Will Hoge found a novel way to celebrate his first #1 single. The Nashville singer/songwriter scored the huge hit when Eli Young Band recorded his song “Even If It Breaks Your Heart,” and because Hoge is currently without a publishing deal, he decided to poke fun at himself in the form of a giant banner in his front yard congratulating himself on the accomplishment.
“Whenever somebody has a #1 song, you go up and down Music Row and you see these banners hanging in front saying ‘So and So Music Congratulates so and so on the #1 hit,'” Hoge tells American Songwriter. “And then there’s the one next door “Warner Brothers congratulates so and so on their #1 hit.” And so I made a joke, since Eli recorded this version of “Even If It Breaks Your Heart.” I said, ‘If the song goes number one, I guess I’ll put the banner in front of my house.’ And I kinda laughed about it.”
A man of his word, when “Even If It Breaks Your Heart” went #1 on Billboard’s Hot Country Songs chart, Hoge had one of his wife’s friends from Music Row print up the banner.
Not an overnight sensation, Hoge co-wrote and recorded the song in 2009 for his album The Wreckage. Eli Young Band decided to dust it off for their 2011 album, Life at Best, and wrote the album around the song. The Eli Young version entered the charts in December 2011 and Hoge admits he had his doubts about how high it would place.
“Everybody’s told me that you just really have to pay attention to the charts,” he says. “I felt flattered. Not having a publishing deal and not depending on this money or this exposure, even if it got in the 20s, I figured it was gonna be more money than I had ever seen, more exposure than I had ever got. When it started going in the 10s, it really started going up really fast. When it got to #2, I got a little nervous if it would do the job. But those guys, the band, and their record label, they ensured me they would make it happen and they did.”

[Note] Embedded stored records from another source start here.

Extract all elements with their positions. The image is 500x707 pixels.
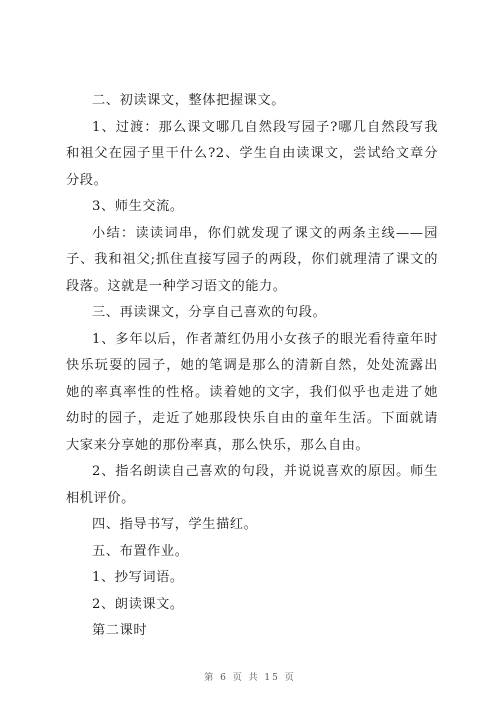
heading-first-reading: 二、初读课文，整体把握课文。	[92, 93, 286, 108]
heading-reread: 三、再读课文，分享自己喜欢的句段。	[92, 305, 327, 320]
page-number-footer: 第 6 页 共 15 页	[204, 673, 296, 683]
paragraph-transition: 1、过渡：那么课文哪几自然段写园子?哪几自然段写我和祖父在园子里干什么?2、学生自由读课文，尝试给文章分分段。	[66, 119, 438, 188]
heading-homework: 五、布置作业。	[92, 543, 189, 559]
paragraph-author-style: 1、多年以后，作者萧红仍用小女孩子的眼光看待童年时快乐玩耍的园子，她的笔调是那么的清新自然，处处流露出她的率真率性的性格。读着她的文字，我们似乎也走进了她幼时的园子，走近了她那段快乐自由的童年生活。下面就请大家来分享她的那份率真，那么快乐，那么自由。	[66, 331, 438, 453]
heading-writing-guide: 四、指导书写，学生描红。	[92, 517, 258, 532]
heading-second-lesson: 第二课时	[92, 623, 148, 638]
document-body	[66, 88, 438, 645]
paragraph-read-aloud: 2、指名朗读自己喜欢的句段，并说说喜欢的原因。师生相机评价。	[66, 464, 438, 506]
paragraph-summary: 小结：读读词串，你们就发现了课文的两条主线——园子、我和祖父;抓住直接写园子的两段，你们就理清了课文的段落。这就是一种学习语文的能力。	[66, 225, 438, 294]
homework-item-copy-words: 1、抄写词语。	[92, 570, 184, 585]
homework-item-read-text: 2、朗读课文。	[92, 596, 184, 612]
paragraph-exchange: 3、师生交流。	[92, 199, 184, 214]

But the really story here is that Hoge, a successful Nashville songwriter, is without a publishing deal.
“It’s not a lack of interest — I would love to have someone that I felt like would be a partner in the publishing world,” Hoge says. “I just haven’t found the right relationship. What would be more of a problem is if I was more of a songwriter just trying to get country songs recorded. I think it can be a bigger problem. There’s always an outlet for me with songs. It’s maybe not an ideal situation but it’s functional.”
Hoge says he is pushing forward regardless, and plans to finish up a new record in late August, and hit the road for a tour after its release.